The US economy, or its sports industry or its culture generally, will not suffer from the extinction of Native American names. Nor will other industries and/or institutions suffer greatly from the elimination of images of Confederate generals or Abraham Lincoln, for that matter.
The primary initiative of the CJWs (Culture Justice Warriors) – to somehow restrict or regulate cultural appropriation generally – will never work because the human tendency towards it is too deeply a part of our cultural instincts and intelligence.
Cultural appropriation is as old as culture itself. Every culture that dominated another sooner or later appropriated elements of the minority culture. It happened when the ancient Greeks were conquering their neighbors. It happened when the Romans conquered the Greeks. It happened at the end of the Roman Empire, when the church relocated its headquarters to Constantinople. It happened during the 15th and 16th centuries, in the age of exploration and colonialization.

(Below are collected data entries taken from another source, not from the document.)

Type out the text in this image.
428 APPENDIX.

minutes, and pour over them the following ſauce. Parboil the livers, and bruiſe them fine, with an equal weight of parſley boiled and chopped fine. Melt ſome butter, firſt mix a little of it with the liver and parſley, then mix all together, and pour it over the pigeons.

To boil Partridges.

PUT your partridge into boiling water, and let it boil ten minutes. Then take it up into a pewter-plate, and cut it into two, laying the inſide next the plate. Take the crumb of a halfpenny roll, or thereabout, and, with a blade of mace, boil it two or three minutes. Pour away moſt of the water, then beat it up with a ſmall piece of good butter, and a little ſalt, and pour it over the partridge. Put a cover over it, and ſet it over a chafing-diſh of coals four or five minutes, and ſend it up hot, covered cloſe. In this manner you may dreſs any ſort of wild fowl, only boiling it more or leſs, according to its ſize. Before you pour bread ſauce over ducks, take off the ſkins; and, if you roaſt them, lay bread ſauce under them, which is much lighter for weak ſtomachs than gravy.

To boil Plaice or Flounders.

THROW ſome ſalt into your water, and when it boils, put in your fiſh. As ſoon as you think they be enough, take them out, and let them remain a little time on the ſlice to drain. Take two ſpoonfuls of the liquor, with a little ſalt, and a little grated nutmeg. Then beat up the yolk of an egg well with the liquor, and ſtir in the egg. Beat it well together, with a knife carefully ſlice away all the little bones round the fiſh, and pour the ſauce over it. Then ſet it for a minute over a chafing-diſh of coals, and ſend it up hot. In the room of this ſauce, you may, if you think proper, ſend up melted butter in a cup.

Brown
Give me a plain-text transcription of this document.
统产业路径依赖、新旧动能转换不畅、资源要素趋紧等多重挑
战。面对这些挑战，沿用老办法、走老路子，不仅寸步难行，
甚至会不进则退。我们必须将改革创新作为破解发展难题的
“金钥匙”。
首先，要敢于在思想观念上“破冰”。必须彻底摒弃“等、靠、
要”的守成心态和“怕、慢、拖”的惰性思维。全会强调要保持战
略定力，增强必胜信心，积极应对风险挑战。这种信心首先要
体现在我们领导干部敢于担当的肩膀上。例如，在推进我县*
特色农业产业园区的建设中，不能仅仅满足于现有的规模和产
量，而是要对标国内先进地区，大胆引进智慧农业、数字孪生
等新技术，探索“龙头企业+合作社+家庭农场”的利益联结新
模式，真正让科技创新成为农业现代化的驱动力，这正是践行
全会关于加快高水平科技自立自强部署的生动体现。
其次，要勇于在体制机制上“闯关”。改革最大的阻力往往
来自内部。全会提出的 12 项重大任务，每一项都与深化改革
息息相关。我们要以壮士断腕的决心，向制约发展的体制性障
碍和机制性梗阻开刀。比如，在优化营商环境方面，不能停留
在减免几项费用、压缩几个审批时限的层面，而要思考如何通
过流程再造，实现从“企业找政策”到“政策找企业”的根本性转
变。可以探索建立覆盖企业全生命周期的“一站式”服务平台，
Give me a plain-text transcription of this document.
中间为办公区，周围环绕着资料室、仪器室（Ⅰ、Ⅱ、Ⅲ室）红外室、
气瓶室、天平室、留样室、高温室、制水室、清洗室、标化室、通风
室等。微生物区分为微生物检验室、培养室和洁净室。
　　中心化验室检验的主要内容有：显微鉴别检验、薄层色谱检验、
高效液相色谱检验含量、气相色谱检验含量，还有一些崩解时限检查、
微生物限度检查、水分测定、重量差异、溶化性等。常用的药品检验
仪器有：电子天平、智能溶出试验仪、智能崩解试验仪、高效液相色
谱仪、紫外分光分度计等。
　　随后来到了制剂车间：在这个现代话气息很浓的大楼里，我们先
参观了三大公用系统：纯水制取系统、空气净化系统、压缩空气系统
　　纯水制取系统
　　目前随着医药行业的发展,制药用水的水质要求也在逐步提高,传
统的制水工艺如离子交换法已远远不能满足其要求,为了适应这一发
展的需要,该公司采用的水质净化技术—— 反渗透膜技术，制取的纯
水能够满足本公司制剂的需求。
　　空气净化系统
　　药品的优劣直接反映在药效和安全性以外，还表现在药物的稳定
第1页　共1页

And it has happened ever since, in many ways and forms.
In fact, it’s impossible to imagine what American culture, which has been appropriated all over the world since the beginning of the 20th century, would be without the appropriation of its minority cultures.
Cultural appropriation is natural. It is inevitable. It is part of human nature. It is unstoppable. Most importantly, it is good for the advancement of civilization.